Each line contains a list of stop ids separated by spaces. The first id indicates the stop to keep, while subsequent ids indicate stops to merge into the first stop.
Other Command-Line Options
The bundle builder accepts a number of command-line options that can control the build process, allowing you to control which phases of the build are run.
-skip phase_name
- skips the specified build phase. Can be repeated.-only phase_name
- only runs the specified build phase. Can be repeated.-skipTo phase_name
- jump ahead to the specified build phase. Only specify once.-include phase_name
- include the specified build phase, useful when the phase is not enabled by default. Can be repeated.
Adding a Custom Build Phase
You can add your own custom build phases into the build process.

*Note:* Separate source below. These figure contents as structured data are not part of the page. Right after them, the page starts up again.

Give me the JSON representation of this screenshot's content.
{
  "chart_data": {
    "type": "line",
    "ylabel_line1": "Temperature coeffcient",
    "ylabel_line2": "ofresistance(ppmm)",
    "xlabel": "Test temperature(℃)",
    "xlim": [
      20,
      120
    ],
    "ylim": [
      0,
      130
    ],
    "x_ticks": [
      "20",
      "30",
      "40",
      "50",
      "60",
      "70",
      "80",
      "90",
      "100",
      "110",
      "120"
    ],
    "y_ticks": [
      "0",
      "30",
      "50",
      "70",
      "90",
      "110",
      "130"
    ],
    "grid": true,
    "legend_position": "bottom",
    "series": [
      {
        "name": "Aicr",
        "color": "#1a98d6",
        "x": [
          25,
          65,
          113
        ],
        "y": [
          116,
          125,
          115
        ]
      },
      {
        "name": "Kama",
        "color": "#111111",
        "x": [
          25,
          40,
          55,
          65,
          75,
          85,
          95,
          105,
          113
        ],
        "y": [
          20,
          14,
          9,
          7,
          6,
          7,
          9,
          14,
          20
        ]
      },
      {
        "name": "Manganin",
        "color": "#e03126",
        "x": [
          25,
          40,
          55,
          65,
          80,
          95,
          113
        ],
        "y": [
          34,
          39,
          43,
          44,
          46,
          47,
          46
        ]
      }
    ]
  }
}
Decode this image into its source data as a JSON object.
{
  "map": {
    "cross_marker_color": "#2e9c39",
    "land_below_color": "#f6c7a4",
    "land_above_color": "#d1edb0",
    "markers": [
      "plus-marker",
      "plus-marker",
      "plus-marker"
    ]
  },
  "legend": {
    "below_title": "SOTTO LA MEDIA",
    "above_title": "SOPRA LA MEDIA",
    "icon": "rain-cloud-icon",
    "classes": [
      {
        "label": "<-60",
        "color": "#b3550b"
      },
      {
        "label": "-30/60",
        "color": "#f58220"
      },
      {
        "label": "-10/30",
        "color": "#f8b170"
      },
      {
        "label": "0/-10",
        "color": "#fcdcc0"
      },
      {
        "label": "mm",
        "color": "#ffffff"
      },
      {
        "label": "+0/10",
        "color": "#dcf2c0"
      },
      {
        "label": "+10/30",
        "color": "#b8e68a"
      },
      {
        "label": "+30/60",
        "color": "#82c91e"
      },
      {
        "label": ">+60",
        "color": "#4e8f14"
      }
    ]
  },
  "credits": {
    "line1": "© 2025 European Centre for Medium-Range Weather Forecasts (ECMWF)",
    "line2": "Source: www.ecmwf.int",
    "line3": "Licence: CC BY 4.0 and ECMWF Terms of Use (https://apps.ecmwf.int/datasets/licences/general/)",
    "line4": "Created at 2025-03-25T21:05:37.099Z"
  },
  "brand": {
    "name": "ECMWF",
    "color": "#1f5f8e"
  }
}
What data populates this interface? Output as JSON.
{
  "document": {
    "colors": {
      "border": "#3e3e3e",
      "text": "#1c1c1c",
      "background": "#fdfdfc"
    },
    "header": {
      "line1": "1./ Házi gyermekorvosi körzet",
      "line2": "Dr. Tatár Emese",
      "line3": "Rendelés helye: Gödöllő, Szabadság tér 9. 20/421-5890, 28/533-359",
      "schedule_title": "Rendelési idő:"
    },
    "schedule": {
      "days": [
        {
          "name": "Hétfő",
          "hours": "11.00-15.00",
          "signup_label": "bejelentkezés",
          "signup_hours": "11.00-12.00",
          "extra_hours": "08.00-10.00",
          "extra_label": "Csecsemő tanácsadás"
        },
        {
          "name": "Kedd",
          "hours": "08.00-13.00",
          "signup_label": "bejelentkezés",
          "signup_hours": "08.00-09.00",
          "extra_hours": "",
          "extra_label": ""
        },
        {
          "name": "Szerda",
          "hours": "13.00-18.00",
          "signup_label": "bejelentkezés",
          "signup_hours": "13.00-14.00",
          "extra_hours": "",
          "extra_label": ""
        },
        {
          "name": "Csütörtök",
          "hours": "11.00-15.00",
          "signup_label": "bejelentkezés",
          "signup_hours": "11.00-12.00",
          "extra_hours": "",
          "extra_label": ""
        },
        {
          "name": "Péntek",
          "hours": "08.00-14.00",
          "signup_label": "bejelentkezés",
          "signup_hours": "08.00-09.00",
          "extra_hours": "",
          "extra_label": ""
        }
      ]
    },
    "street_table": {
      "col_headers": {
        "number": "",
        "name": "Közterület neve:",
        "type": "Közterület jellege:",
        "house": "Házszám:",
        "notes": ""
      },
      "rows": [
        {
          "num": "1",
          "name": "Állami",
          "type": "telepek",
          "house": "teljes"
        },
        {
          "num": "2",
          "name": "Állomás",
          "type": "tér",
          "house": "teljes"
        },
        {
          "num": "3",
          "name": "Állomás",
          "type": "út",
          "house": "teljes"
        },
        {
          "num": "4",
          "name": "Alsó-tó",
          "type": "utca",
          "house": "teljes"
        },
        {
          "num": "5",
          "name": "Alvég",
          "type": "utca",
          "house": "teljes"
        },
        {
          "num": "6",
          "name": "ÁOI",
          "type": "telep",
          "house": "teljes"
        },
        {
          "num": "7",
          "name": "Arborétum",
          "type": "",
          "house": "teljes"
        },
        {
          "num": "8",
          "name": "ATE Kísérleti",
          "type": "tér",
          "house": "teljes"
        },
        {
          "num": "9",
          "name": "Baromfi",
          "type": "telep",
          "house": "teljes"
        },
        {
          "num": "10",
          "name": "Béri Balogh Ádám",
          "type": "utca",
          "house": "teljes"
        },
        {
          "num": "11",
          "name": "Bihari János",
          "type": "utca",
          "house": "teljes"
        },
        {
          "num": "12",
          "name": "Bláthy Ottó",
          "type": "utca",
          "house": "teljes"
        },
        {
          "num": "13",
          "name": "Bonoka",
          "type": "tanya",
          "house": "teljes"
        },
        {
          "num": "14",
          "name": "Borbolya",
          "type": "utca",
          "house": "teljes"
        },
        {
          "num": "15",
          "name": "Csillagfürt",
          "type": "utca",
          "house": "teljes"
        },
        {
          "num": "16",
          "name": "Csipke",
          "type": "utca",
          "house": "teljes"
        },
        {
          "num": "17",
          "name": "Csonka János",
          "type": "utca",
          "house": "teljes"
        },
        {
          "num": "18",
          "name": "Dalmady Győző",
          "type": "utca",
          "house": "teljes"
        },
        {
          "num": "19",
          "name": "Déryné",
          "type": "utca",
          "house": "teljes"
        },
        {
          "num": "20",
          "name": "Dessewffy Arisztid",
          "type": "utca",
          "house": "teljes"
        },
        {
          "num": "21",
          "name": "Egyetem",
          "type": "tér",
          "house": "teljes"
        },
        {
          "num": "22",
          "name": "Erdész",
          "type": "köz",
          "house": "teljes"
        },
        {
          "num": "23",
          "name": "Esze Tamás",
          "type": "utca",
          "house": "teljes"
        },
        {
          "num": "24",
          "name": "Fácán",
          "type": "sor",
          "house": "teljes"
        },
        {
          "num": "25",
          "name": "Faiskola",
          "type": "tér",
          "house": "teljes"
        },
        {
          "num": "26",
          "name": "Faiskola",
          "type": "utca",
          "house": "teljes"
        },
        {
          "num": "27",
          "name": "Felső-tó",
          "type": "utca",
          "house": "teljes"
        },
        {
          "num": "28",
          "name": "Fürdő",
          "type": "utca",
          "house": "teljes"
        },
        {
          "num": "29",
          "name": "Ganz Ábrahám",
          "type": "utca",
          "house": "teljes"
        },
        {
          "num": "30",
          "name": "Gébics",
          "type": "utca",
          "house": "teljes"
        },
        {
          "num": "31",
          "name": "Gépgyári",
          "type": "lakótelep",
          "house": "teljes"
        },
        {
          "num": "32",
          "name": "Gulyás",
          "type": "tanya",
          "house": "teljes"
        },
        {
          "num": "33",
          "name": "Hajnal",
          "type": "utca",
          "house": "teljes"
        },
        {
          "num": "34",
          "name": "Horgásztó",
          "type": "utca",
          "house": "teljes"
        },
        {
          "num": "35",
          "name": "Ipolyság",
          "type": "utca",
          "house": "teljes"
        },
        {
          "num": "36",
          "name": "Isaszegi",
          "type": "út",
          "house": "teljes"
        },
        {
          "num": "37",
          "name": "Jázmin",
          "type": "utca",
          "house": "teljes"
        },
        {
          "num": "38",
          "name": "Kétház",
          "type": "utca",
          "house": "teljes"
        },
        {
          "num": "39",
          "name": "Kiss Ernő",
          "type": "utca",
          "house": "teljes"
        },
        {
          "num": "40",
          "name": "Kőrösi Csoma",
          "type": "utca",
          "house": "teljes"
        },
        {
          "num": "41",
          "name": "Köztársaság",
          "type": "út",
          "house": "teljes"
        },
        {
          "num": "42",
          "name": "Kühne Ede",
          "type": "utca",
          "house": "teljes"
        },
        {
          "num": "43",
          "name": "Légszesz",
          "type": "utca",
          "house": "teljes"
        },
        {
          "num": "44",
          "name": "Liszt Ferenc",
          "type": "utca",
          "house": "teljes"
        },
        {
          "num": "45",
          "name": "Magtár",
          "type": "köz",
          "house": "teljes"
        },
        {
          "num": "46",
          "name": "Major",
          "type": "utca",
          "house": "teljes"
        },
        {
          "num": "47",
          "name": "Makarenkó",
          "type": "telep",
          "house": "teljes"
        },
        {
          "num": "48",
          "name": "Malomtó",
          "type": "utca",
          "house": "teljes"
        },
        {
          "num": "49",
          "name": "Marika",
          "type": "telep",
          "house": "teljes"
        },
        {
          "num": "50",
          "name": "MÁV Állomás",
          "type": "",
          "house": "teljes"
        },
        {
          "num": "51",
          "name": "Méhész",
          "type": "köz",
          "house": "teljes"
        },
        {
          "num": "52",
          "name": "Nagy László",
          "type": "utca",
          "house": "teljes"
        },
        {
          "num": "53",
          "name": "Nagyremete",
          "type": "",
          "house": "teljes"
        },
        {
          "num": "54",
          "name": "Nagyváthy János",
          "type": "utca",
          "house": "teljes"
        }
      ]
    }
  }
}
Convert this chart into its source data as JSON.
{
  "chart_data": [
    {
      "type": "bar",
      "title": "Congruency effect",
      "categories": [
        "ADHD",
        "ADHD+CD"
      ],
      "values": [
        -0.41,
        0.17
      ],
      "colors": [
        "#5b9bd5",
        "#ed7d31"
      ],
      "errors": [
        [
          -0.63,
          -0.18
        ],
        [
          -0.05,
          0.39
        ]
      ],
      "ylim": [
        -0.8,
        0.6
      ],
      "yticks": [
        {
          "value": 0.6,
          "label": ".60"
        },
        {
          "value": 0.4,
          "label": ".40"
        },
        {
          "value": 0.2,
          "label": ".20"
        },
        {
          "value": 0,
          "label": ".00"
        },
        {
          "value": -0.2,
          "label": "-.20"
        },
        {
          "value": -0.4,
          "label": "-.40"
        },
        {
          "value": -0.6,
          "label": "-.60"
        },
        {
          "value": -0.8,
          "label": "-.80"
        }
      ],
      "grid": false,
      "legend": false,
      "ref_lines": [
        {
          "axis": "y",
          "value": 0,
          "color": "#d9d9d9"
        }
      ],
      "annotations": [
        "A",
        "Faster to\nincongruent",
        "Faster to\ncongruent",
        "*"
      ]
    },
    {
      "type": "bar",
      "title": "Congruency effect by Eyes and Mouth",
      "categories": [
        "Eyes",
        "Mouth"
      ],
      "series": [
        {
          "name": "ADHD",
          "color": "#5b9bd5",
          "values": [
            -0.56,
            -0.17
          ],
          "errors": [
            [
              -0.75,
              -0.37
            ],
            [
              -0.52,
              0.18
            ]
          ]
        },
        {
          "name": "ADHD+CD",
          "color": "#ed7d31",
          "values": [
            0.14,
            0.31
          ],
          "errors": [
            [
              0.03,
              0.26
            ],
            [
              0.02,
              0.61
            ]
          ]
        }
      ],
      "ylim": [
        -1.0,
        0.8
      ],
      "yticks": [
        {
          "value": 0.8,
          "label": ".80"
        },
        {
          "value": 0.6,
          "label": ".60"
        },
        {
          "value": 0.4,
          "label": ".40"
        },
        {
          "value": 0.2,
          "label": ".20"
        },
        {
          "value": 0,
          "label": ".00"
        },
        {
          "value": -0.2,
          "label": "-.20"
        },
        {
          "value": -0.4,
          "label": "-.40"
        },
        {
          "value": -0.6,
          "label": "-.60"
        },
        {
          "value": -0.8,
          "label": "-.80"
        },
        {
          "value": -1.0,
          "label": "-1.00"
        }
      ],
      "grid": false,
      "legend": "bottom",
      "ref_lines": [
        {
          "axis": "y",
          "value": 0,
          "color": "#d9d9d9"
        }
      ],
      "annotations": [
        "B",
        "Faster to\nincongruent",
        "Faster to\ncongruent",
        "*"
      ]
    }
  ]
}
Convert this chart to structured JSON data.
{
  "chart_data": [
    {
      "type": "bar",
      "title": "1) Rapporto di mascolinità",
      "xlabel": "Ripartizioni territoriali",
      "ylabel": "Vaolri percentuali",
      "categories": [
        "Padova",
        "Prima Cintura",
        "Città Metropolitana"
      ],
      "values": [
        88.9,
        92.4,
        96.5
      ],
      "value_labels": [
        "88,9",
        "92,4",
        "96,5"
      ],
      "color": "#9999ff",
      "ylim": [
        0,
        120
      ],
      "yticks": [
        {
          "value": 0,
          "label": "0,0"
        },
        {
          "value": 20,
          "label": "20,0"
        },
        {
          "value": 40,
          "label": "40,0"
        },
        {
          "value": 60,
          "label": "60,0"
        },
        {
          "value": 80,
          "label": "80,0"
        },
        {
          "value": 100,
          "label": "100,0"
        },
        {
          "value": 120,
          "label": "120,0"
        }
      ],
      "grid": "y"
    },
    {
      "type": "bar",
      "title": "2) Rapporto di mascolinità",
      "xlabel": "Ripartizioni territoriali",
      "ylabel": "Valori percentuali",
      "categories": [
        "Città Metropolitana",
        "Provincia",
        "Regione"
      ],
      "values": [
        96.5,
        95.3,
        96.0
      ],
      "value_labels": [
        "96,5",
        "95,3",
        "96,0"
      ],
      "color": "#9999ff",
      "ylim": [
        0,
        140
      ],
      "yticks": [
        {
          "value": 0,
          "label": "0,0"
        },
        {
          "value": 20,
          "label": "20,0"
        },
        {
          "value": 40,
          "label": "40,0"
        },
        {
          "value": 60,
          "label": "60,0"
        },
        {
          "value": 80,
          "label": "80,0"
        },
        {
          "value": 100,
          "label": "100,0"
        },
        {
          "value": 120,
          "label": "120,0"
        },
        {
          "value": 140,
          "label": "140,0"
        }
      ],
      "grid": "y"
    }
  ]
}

To do so, you specify a task definition in your
bundle.xml
config:
<bean class="org.onebusaway.transit_data_federation.bundle.model.TaskDefinition">
<!-- Required -->
<property name="taskName" value="TASK_NAME_GOES_HERE" />
<!-- Optional -->
<property name="afterTaskName" value="SOME_EXISTING_TASK_NAME" />
<!-- Optional -->
<property name="beforeTaskName" value="SOME_EXISTING_TASK_NAME" />
<!-- Optional -->
<property name="enabled" value="true" />
<!-- Required -->
<property name="task" ref="taskBeanName" />
</bean>
<bean id="taskBeanName" class="your.task.Definition" />
As you can see, the TaskDefinition bean allows you to define custom tasks and optionally control where they appear
in the build order. The only requirement is that your task instance implement Runnable
.
In addition to adding your task definition to your bundle.xml
, you’ll also need to add the jar or class files with
your task implementation to the classpath when you run the build process.